Both the midterm and the final examination are written examinations. The midterm will be held during class hours. No make-up midterm will be given. The final will be held during the regular exam period.

Grading Policy

Assignments and projects must be submitted on myCourses by 11:59pm on the day when they are due. Quizzes must be submitted on myCourses by 2pm on the day when they are given. Late quizzes and assignments will NOT be accepted (NO EXCEPTIONS - Please do not email asking for this.). However marks for any incomplete item (including not submitted or incorrect work), except the project, will be shifted to the final exam. Late submissions for the final project (code and report) will be subject to a 10% penalty, up to 5 days only; after this, late submissions will not be accepted.

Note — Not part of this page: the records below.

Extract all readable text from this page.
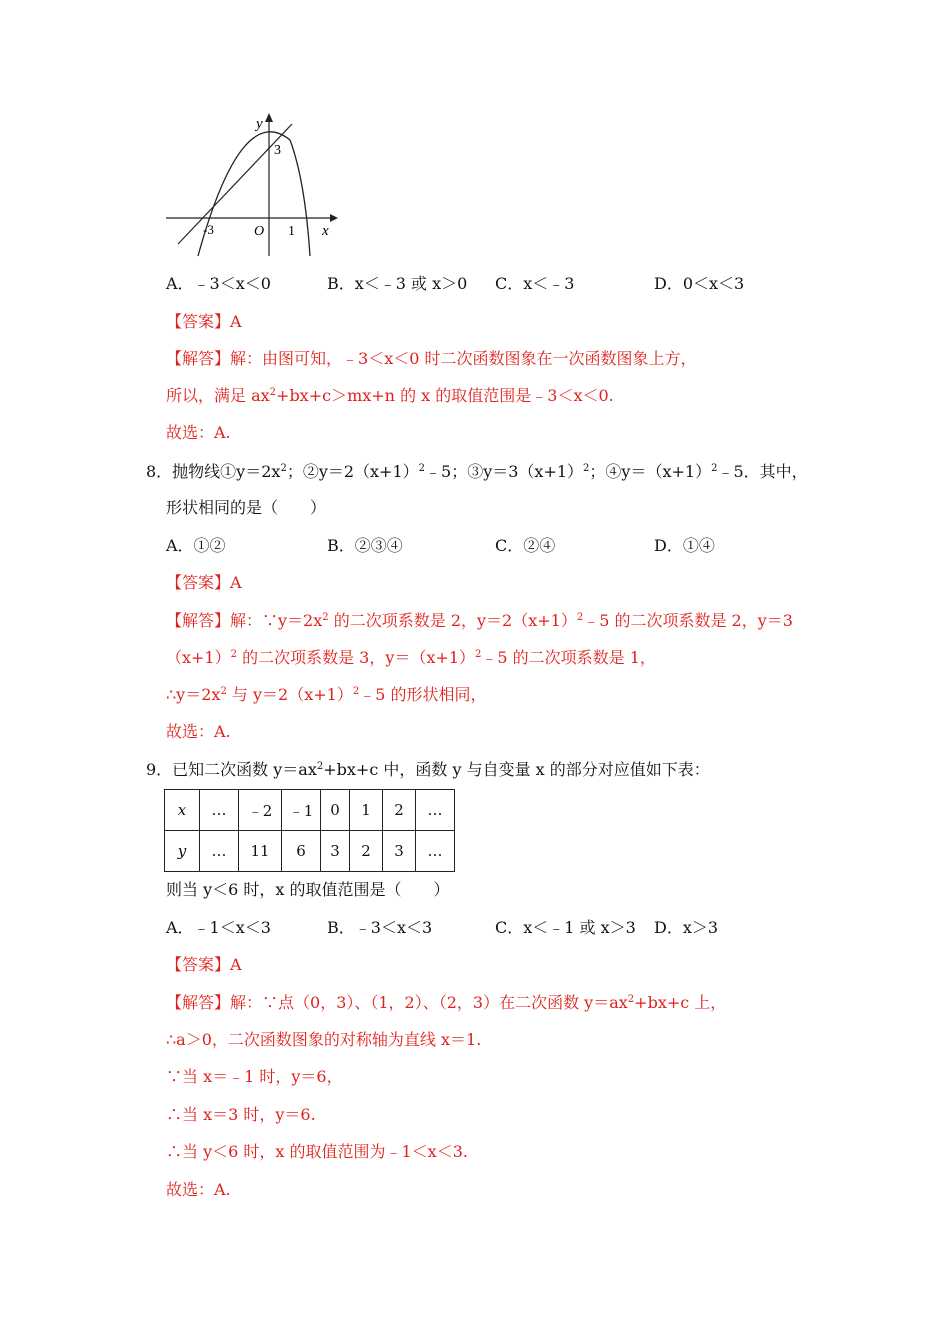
y
3
-3	O 1 x
A．﹣3＜x＜0	B．x＜﹣3 或 x＞0 C．x＜﹣3	D．0＜x＜3
【答案】A
【解答】解：由图可知，﹣3＜x＜0 时二次函数图象在一次函数图象上方，
所以，满足 $ax^2+bx+c>mx+n$ 的 x 的取值范围是﹣3＜x＜0.
故选：A.
8．抛物线$①y=2x^2$；$②y=2(x+1)^2﹣5$；$③y=3(x+1)^2$；$④y=(x+1)^2﹣5$．其中，
形状相同的是（　　）
A．①②	B．②③④	C．②④	D．①④
【答案】A
【解答】解：$\because y=2x^2$ 的二次项系数是 2，$y=2(x+1)^2﹣5$ 的二次项系数是 2，y＝3
$(x+1)^2$ 的二次项系数是 3，$y=(x+1)^2﹣5$ 的二次项系数是 1，
$\therefore y=2x^2$ 与 $y=2(x+1)^2﹣5$ 的形状相同，
故选：A.
9．已知二次函数 $y=ax^2+bx+c$ 中，函数 y 与自变量 x 的部分对应值如下表：
x	…	﹣2	﹣1	0	1	2	…
y	…	11	6	3	2	3	…
则当 y＜6 时，x 的取值范围是（　　）
A．﹣1＜x＜3	B．﹣3＜x＜3	C．x＜﹣1 或 x＞3 D．x＞3
【答案】A
【解答】解：∵点（0，3）、（1，2）、（2，3）在二次函数 $y=ax^2+bx+c$ 上，
∴a＞0，二次函数图象的对称轴为直线 x＝1.
∵当 x＝﹣1 时，y＝6，
∴当 x＝3 时，y＝6.
∴当 y＜6 时，x 的取值范围为﹣1＜x＜3.
故选：A.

All assignments are INDIVIDUAL!

McGill University values academic integrity. Therefore all students must understand the meaning and consequences of cheating, plagiarism and other academic offences under the Code of Student Conduct and Disciplinary Procedures (see www.mcgill.ca/students/srr/honest/ ) for more information).

Any work submitted in this course (including code, report, homeworks) may be checked using automated software to detect possible cases of cheating or plagiarism.

In accord with McGill University's Charter of Students' Rights, students in this course have the right to submit in English or in French any written work that is to be graded.

In the event of extraordinary circumstances beyond the University's control, the content and/or evaluation scheme in this course is subject to change.